We have actually started this exact project with the government foreign missions, by launching a Sri Lanka road show travelling through Europe, taking the best of Sri Lankan fashion, crafts, and design that speaks to the audiences of these regions. The road show will start next year kicking off in January from London and then moving to Germany etc. This is part of our vision to push design for export, in a very persuasive manner, going right up to our target markets and getting their attention.
Q How confident are you that the New Local will be a hit in the New Normal?

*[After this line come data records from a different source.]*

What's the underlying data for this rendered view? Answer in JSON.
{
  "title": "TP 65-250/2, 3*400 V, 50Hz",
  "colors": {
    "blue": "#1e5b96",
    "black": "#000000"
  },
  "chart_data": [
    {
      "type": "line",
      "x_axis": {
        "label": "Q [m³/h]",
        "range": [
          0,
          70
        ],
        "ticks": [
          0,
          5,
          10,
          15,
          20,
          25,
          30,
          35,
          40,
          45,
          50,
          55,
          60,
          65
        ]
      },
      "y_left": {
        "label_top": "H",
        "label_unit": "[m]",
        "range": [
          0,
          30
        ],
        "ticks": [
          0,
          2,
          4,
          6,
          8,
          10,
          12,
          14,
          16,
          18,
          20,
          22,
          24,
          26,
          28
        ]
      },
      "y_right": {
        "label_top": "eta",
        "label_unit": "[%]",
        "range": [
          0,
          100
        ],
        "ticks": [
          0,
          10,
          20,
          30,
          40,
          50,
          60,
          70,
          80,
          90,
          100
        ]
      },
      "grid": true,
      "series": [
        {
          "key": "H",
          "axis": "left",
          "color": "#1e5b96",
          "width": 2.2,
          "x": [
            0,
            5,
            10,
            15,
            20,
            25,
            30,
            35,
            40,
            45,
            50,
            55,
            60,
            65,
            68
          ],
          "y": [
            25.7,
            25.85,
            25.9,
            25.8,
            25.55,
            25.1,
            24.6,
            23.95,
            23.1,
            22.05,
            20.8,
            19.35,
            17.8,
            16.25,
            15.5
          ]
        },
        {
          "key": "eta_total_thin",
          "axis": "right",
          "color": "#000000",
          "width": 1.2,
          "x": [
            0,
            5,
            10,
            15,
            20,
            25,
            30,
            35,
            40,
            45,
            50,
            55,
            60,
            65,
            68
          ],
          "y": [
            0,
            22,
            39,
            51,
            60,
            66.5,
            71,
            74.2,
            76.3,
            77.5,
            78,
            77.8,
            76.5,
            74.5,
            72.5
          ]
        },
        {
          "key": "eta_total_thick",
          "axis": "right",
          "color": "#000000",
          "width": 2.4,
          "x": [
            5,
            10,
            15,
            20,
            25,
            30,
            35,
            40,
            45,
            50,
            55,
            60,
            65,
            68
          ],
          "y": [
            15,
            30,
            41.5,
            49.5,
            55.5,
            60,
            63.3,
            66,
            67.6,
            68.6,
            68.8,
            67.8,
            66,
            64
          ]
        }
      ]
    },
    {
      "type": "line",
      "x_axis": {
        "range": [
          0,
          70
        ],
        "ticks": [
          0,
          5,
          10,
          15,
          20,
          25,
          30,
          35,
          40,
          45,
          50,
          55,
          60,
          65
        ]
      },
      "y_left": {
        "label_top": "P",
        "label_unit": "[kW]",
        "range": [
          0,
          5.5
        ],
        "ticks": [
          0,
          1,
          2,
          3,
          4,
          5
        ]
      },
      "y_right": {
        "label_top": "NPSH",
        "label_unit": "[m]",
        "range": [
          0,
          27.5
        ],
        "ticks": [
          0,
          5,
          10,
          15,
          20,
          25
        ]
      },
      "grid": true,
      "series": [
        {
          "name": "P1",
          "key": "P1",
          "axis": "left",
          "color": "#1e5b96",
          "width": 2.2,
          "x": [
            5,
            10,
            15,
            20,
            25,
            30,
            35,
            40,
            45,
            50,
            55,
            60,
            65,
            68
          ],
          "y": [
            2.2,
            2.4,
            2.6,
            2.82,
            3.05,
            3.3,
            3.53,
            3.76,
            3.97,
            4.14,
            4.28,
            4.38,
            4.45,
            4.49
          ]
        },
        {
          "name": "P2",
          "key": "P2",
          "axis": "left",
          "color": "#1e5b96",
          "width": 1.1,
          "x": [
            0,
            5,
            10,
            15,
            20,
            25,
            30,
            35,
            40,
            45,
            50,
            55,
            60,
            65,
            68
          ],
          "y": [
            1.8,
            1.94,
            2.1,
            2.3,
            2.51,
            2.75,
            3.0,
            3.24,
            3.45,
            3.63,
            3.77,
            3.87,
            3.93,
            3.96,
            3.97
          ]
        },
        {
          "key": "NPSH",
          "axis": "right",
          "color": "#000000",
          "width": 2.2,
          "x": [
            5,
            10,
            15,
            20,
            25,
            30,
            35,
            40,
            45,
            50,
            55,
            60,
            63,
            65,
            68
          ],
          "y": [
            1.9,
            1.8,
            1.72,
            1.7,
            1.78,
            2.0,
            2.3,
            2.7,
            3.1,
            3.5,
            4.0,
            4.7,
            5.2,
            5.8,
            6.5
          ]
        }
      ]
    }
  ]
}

The new normal is exactly the context in which the New Local becomes the solution and makes sense; This is why I expect it to be a hit. But, of course, like in everything else, if you don’t put the work in for it to be a hit, it won’t happen no matter how good of an idea it is. I’m currently mobilising AOD and the rest of our ecosystem, giving them the leadership to drive this Movement. We’re all working together, and we’re hoping our movement will inspire others, and the entire creative industry here to take on the spirit of the New Local and make the best of their Ability to think and create resourcefully.
Q What can our readers expect from The New Local?
An empowering way of looking at the world where we are inspired to use our own resources and strengths to overcome our challenges. A mind-shift from a place of loss and insecurity, to hope and courage. A chance to be part of something special that involves changing our minds, our ways, and ultimately our country. So, we invite all your readers to come join the New Local movement, by sharing our stories, by sharing your stories—your New Local moments, lifestyle habits, or practices—with us so we can share them on the MBFWSL platforms. We invite you to watch the shows as they live-stream on www.mbfwsrilanka.com, visit the exhibition at Colombo Innovation Tower, and buy into the New Local philosophy at our pop-up store there. Work with us, use the hashtag #NewLocal to join the conversation, and most importantly, look beyond all this, think actively, and apply the idea to become the change we’re all looking to make.